Problem

Find the maximum sum leaf-to-root path in a Binary Tree. This means that among all the paths from leaves to the root, find the path which has the maximum sum.

Examples

Example 1

graph TD
    A[10]
    A --> B[8]
    A --> C[2]
    B --> D[3]
    B --> E[5]
    C --> F[2]
    C --> G[1]
    
    classDef maxPath fill:#f9f,stroke:#333,stroke-width:2px;
    A:::maxPath
    B:::maxPath
    E:::maxPath
  
Input: [10, 8, 2, 3, 5, 2, 1]
Output: [5, 8, 10]
Explanation: The maximum sum path from leaf to root is 5 -> 8 -> 10 which has a sum of 23.

Example 2

graph TD
    A[-10]
    A --> B[20]
    A --> C[30]
    B --> D[-10]
    B --> E[50]
    C --> F[35]
    C --> G[100]
    
    classDef maxPath fill:#f9f,stroke:#333,stroke-width:2px;
    A:::maxPath
    C:::maxPath
    G:::maxPath
  
Input: [-10, 20, 30, -10, 50, 35, 100]
Output: [100, 30,-10]
Explanation: The maximum sum path from leaf to root is 100-> 30 -> -10 which has a sum of 120.

Solution

Method 1 - DFS

To find the maximum sum leaf-to-root path in a binary tree, we need to explore all paths from leaves to the root.

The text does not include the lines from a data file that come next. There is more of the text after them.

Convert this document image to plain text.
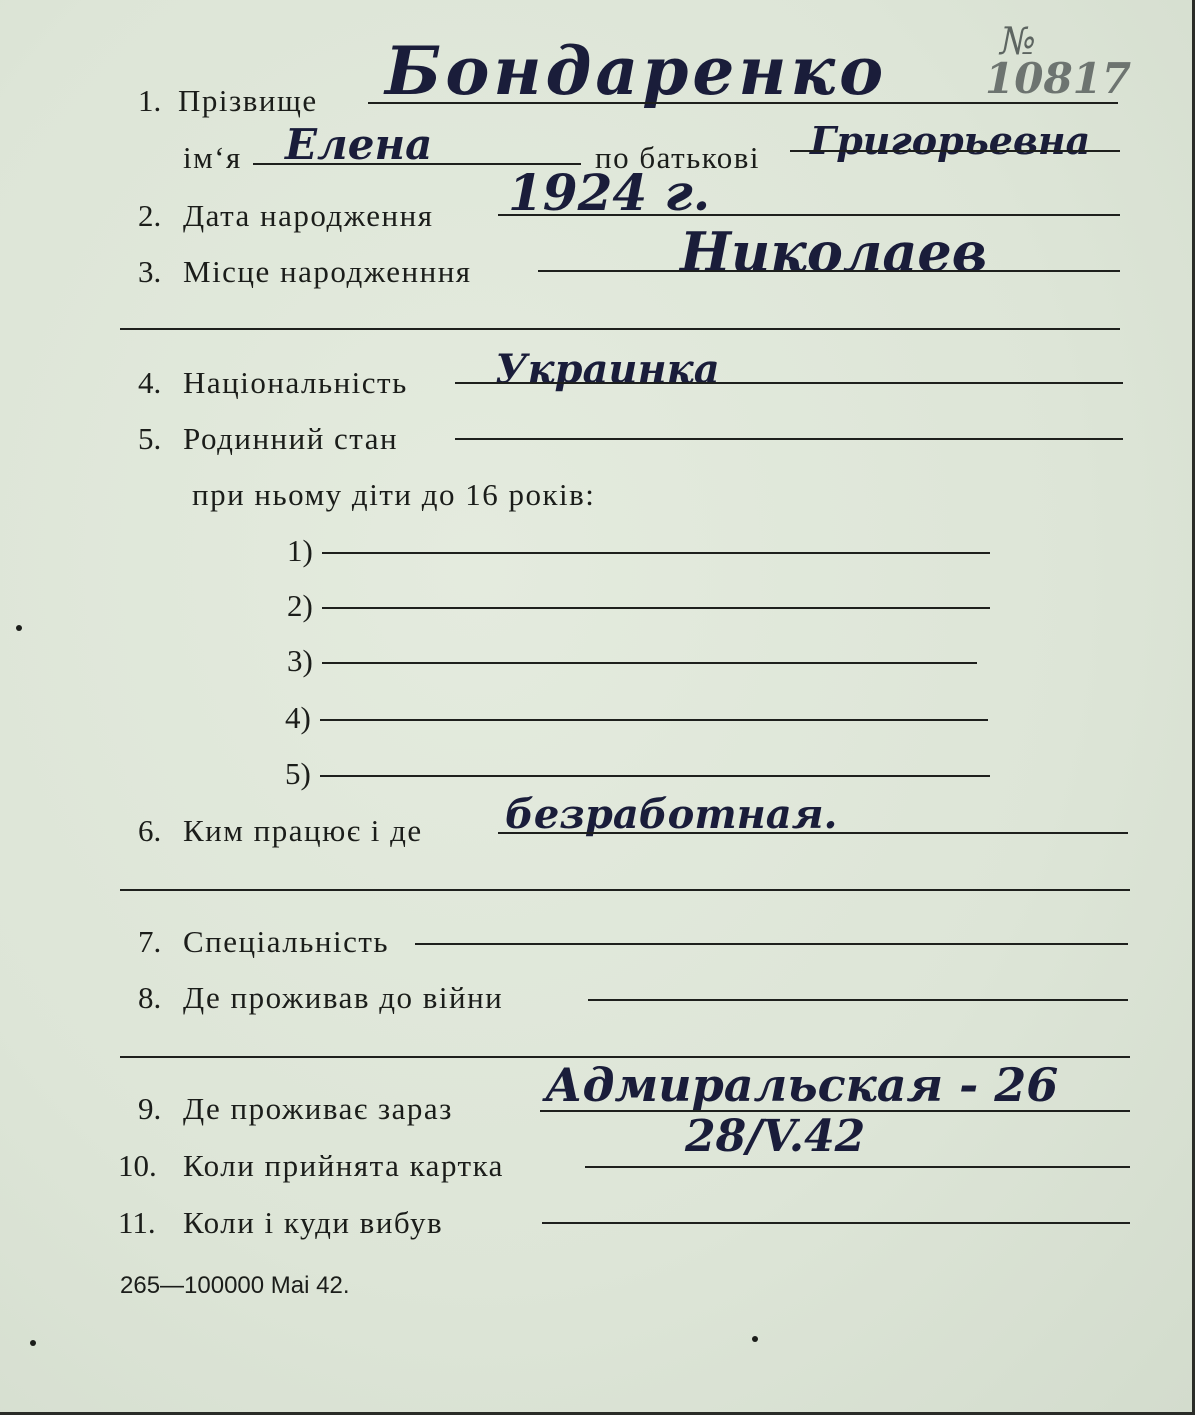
№
10817
1. Прізвище Бондаренко
ім‘я Елена	по батькові Григорьевна
2. Дата народження 1924 г.
3. Місце народженння	Николаев
4. Національність Украинка
5. Родинний стан
при ньому діти до 16 років:
1)
2)
3)
4)
5)
6. Ким працює і де безработная.
7. Спеціальність
8. Де проживав до війни
9. Де проживає зараз Адмиральская - 26
10. Коли прийнята картка
28/V.42
11. Коли і куди вибув
265—100000 Mai 42.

This involves traversing the tree and at each node, keeping track of the maximum sum path rooted at that node.

Here is the approach:

  1. Tree Traversal: Use Depth First Search (DFS) to explore all possible paths from leaves to the root.
  2. Track Maximum Sum: For each path, calculate the sum and update the maximum sum if the current path’s sum exceeds the previously recorded maximum sum.
  3. Store Path: As we traverse, keep track of nodes in the current path and update the path if the current path’s sum is greater.

Code

Java
class Solution {
    public List<Integer> maxSumLeafToRoot(TreeNode root) {
        if (root == null) return new ArrayList<>();
        
        List<Integer> maxPath = new ArrayList<>();
        List<Integer> currentPath = new ArrayList<>();
        int[] maxSum = {Integer.MIN_VALUE};
        
        dfs(root, 0, maxSum, maxPath, currentPath);
        Collections.reverse(maxPath); // Reverse to get the path from leaf to root
        return maxPath;
    }
    
    private void dfs(TreeNode node, int currentSum, int[] maxSum, List<Integer> maxPath, List<Integer> currentPath) {
        if (node == null) return;
        
        currentSum += node.val;
        currentPath.add(node.val);
        
        // If it's a leaf node
        if (node.left == null && node.right == null) {
            if (currentSum > maxSum[0]) {
                maxSum[0] = currentSum;
                maxPath.clear();
                maxPath.addAll(currentPath);
            }
        } else {
            dfs(node.left, currentSum, maxSum, maxPath, currentPath);
            dfs(node.right, currentSum, maxSum, maxPath, currentPath);
        }
        
        // Backtrack
        currentPath.remove(currentPath.size() - 1);
    }
}
Python
class Solution:
    def maxSumLeafToRoot(self, root: Optional[TreeNode]) -> List[int]:
        if not root:
            return []

        self.max_sum = float('-inf')
        self.max_path = []

        current_path = []
        self.dfs(root, 0, current_path)
        return self.max_path[::-1] # Reverse the path for leaf-to-root order

    def dfs(self, node: Optional[TreeNode], current_sum: int, current_path: List[int]) -> None:
        if not node:
            return

        current_sum += node.val
        current_path.append(node.val)

        # If it's a leaf node
        if not node.left and not node.right:
            if current_sum > self.max_sum:
                self.max_sum = current_sum
                self.max_path = list(current_path)
        else:
            self.dfs(node.left, current_sum, current_path)
            self.dfs(node.right, current_sum, current_path)

        current_path.pop()  # Backtrack

Complexity

  • ⏰ Time complexity: O(n) where n is the number of nodes in the tree, as we visit each node once.
  • 🧺 Space complexity: O(h) where h is the height of the tree, due to the recursion stack.